Dr. Ryan added, "Some people who used it back in November or 
December, their family members say they're still experiencing 
noticeable paranoid tendencies that they did not have prior."

Before hitting this country, bath salts swept Britain, which banned 
them in April 2010. Experts say much of the supply is coming from 
China and India, where chemical manufacturers have less government oversight.

They are labeled "not for human consumption," which helps them skirt 
the federal Analog Act, under which any substance "substantially 
similar" to a banned drug is deemed illegal if it is intended for consumption.

Last month, the drug agency made its first arrests involving bath 
salts under the Analog Act through a special task force in New York. 
Undercover agents bought bath salts from stores in Manhattan and 
Brooklyn, where clerks discussed how to ingest them and boasted that 
they would not show up on a drug test.

"We were sending out a message that if you're going to sell these 
bath salts, it's a violation and we will be looking at you," said 
John P. Gilbride, special agent in charge of the New York field 
division of the D.E.A.

The authorities in Alton, Ill., are looking at the Analog Act as they 
prepare to file criminal charges in the death of a woman who 
overdosed on bath salts bought at a liquor store in April.

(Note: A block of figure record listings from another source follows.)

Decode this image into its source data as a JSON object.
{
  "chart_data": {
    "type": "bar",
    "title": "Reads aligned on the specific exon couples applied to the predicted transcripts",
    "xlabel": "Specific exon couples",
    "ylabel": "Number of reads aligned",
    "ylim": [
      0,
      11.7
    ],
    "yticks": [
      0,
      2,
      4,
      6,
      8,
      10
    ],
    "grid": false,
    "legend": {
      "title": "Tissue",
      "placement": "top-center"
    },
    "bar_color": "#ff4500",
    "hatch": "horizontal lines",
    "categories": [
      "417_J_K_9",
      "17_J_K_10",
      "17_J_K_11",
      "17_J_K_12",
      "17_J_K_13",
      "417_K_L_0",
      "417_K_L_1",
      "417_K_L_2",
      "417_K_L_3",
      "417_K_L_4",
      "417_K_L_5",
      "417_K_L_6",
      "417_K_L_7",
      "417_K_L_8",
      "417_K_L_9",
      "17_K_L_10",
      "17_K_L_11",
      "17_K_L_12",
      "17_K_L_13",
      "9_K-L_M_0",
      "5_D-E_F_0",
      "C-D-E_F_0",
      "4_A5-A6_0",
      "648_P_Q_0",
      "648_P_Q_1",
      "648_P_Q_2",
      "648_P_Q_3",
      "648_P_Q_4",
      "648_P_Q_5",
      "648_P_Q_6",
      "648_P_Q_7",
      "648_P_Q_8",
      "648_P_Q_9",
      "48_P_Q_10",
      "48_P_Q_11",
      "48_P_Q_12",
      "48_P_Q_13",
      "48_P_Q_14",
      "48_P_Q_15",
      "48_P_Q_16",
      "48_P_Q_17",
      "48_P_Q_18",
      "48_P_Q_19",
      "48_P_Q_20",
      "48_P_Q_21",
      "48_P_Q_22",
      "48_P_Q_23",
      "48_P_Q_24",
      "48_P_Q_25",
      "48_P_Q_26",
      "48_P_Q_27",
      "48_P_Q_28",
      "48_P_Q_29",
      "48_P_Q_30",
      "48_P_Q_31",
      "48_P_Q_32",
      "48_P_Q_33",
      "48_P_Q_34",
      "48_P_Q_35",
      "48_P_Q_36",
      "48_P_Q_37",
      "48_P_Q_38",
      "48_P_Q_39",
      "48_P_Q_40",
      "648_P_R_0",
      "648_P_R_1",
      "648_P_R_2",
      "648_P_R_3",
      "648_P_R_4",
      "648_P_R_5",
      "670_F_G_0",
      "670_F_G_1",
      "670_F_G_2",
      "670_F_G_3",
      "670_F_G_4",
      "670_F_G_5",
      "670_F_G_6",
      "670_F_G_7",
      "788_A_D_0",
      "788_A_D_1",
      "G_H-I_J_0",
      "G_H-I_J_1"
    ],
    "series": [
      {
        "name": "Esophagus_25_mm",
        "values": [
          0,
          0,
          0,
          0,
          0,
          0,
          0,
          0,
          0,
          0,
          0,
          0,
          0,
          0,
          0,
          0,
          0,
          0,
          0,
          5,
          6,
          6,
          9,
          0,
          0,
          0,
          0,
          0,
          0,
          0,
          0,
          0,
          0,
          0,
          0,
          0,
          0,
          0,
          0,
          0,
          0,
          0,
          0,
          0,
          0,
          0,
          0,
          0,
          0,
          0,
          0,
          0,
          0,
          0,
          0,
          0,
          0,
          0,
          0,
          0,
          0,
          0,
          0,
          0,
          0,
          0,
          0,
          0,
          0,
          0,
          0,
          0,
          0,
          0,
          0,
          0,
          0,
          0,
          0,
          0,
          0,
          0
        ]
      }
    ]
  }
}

"We think we can prove that these folks were selling it across the 
counter for the purposes of humans getting high," said Chief David 
Hayes of the Alton police.

Chief Hayes and other law enforcement officials said they had been 
shocked by how quickly bath salts turned into a major problem. "I 
have never seen a drug that took off as fast as this one," Chief 
Hayes said. Others said some people on the drugs could not be subdued 
with pepper spray or even Tasers.

Chief Joseph H. Murton of the Pottsville police said the number of 
bath salt cases had dropped significantly since the city banned the 
drugs last month. But before the ban, he said, the episodes were 
overwhelming the police and two local hospitals.

"We had two instances in particular where they were acting out in a 
very violent manner and they were Tasered and it had no effect," he 
said. "One was only a small female, but it took four officers to hold 
her down, along with two orderlies. That's how out of control she was."